Clustering of timed sequences -- Application to the analysis of care pathways
Thomas Guyet, Pierre Pinson, Enoal Gesny
TL;DR
The paper addresses clustering of timed sequences representing care pathways by introducing a drop-DTW-based metric tailored for events with timestamps and probabilistic event-type embeddings. It extends dynamic time warping to allow deletions (drops) and defines a DBA-inspired averaging procedure to compute representative timed sequences, with convergence guarantees. The approach is validated on synthetic data and applied to real-world electronic health records from the OPTISOINS project, showing that drop-DTW-based clustering can yield clinically informative care-pathway patterns and can outperform TraMineR in identifying meaningful clusters. While promising, the method involves many parameters and substantial computation, motivating future work on parameter guidance, scalable implementations, and clinical validation of the derived average pathways.
Abstract
Improving the future of healthcare starts by better understanding the current actual practices in hospital settings. This motivates the objective of discovering typical care pathways from patient data. Revealing typical care pathways can be achieved through clustering.

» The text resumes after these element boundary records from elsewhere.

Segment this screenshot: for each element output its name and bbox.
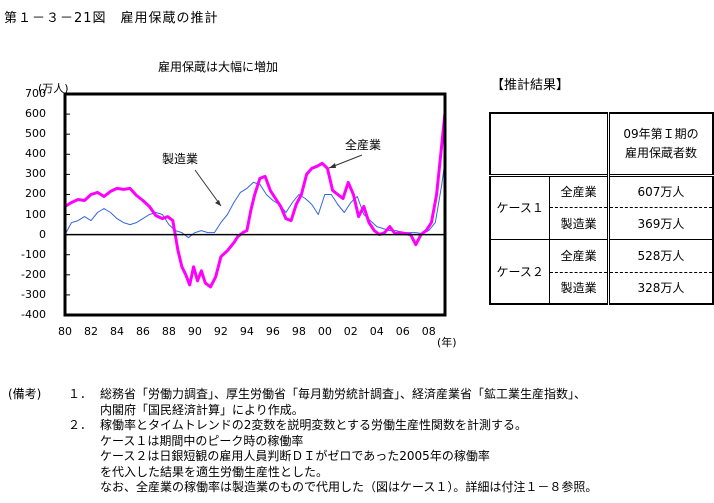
series-line-製造業 <box>64 160 446 239</box>
chart-title: 雇用保蔵は大幅に増加 <box>158 60 279 74</box>
note-line: 内閣府「国民経済計算」により作成。 <box>100 402 304 417</box>
sector-label: 全産業 <box>549 175 610 207</box>
results-table: 09年第Ｉ期の 雇用保蔵者数 ケース１ 全産業 607万人 製造業 369万人 … <box>489 112 714 305</box>
note-line: を代入した結果を適生労働生産性とした。 <box>100 464 329 479</box>
x-tick-label: 86 <box>135 325 150 338</box>
line-chart <box>63 92 447 317</box>
y-tick-label: 100 <box>25 207 46 221</box>
estimate-value: 369万人 <box>637 216 685 231</box>
y-tick-label: -400 <box>21 308 46 321</box>
x-tick-label: 84 <box>109 325 124 338</box>
note-number: ２． <box>67 418 92 432</box>
table-row: 製造業 369万人 <box>490 207 713 239</box>
header-line-2: 雇用保蔵者数 <box>624 145 697 160</box>
arrow-manufacturing <box>194 169 222 207</box>
table-header-estimate: 09年第Ｉ期の 雇用保蔵者数 <box>608 113 713 175</box>
sector-label: 全産業 <box>549 239 610 272</box>
estimate-value: 328万人 <box>637 281 685 296</box>
x-tick-label: 92 <box>213 325 228 338</box>
sector-label: 製造業 <box>549 272 610 304</box>
note-line: 総務省「労働力調査」、厚生労働省「毎月勤労統計調査」、経済産業省「鉱工業生産指数… <box>100 387 587 401</box>
x-tick-label: 94 <box>239 325 254 338</box>
y-tick-label: 0 <box>39 227 46 241</box>
x-axis-unit-label: (年) <box>437 336 457 349</box>
sector-label: 製造業 <box>549 207 610 239</box>
x-tick-label: 00 <box>317 325 332 338</box>
annotation-manufacturing: 製造業 <box>162 152 199 166</box>
note-number: １． <box>67 387 92 401</box>
y-axis-unit-label: (万人) <box>38 82 69 95</box>
y-tick-label: -100 <box>21 247 46 261</box>
annotation-all-industries: 全産業 <box>345 138 382 152</box>
table-row: ケース１ 全産業 607万人 <box>490 175 713 240</box>
table-header-blank <box>490 113 610 175</box>
x-tick-label: 06 <box>395 325 410 338</box>
note-line: ケース２は日銀短観の雇用人員判断ＤＩがゼロであった2005年の稼働率 <box>100 449 490 463</box>
y-tick-label: 500 <box>25 127 46 141</box>
results-title: 【推計結果】 <box>491 78 570 93</box>
x-tick-label: 96 <box>265 325 280 338</box>
estimate-value: 607万人 <box>637 185 685 199</box>
y-tick-label: -300 <box>21 287 46 301</box>
note-line: なお、全産業の稼働率は製造業のもので代用した（図はケース１）。詳細は付注１－８参… <box>100 480 598 494</box>
arrowhead-manufacturing-icon <box>215 200 221 206</box>
y-axis-tick-marks <box>65 93 70 316</box>
arrowhead-all-industries-icon <box>329 163 336 168</box>
x-tick-label: 98 <box>291 325 306 338</box>
notes-label: (備考) <box>8 387 42 401</box>
plot-frame <box>63 92 447 317</box>
notes: (備考) １． 総務省「労働力調査」、厚生労働省「毎月勤労統計調査」、経済産業省… <box>8 387 597 496</box>
x-tick-label: 80 <box>58 325 72 338</box>
y-tick-label: 400 <box>25 147 46 161</box>
y-tick-label: 600 <box>25 107 46 121</box>
header-line-1: 09年第Ｉ期の <box>623 126 699 141</box>
y-tick-label: 700 <box>25 87 46 100</box>
y-tick-label: 300 <box>25 167 46 181</box>
y-tick-label: -200 <box>21 267 46 281</box>
x-tick-label: 82 <box>83 325 98 338</box>
series-line-全産業 <box>64 112 447 289</box>
note-line: 稼働率とタイムトレンドの2変数を説明変数とする労働生産性関数を計測する。 <box>100 418 528 432</box>
figure-title: 第１－３－21図 雇用保蔵の推計 <box>4 11 219 26</box>
x-tick-label: 90 <box>187 325 202 338</box>
series-layer <box>64 112 447 289</box>
x-tick-label: 08 <box>421 325 436 338</box>
case-label: ケース２ <box>490 239 551 304</box>
x-tick-label: 02 <box>343 325 358 338</box>
x-tick-label: 04 <box>369 325 384 338</box>
y-tick-label: 200 <box>25 187 46 201</box>
note-line: ケース１は期間中のピーク時の稼働率 <box>100 433 304 448</box>
case-label: ケース１ <box>490 175 551 240</box>
estimate-value: 528万人 <box>637 249 685 263</box>
table-row: ケース２ 全産業 528万人 <box>490 239 713 304</box>
x-tick-label: 88 <box>161 325 176 338</box>
table-row: 製造業 328万人 <box>490 272 713 304</box>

The difficulty in clustering care pathways, represented by sequences of timestamped events, lies in defining a semantically appropriate metric and clustering algorithms. In this article, we adapt two methods developed for time series to the clustering of timed sequences: the drop-DTW metric and the DBA approach for the construction of averaged time sequences. These methods are then applied in clustering algorithms to propose original and sound clustering algorithms for timed sequences. This approach is experimented with and evaluated on synthetic and real-world data.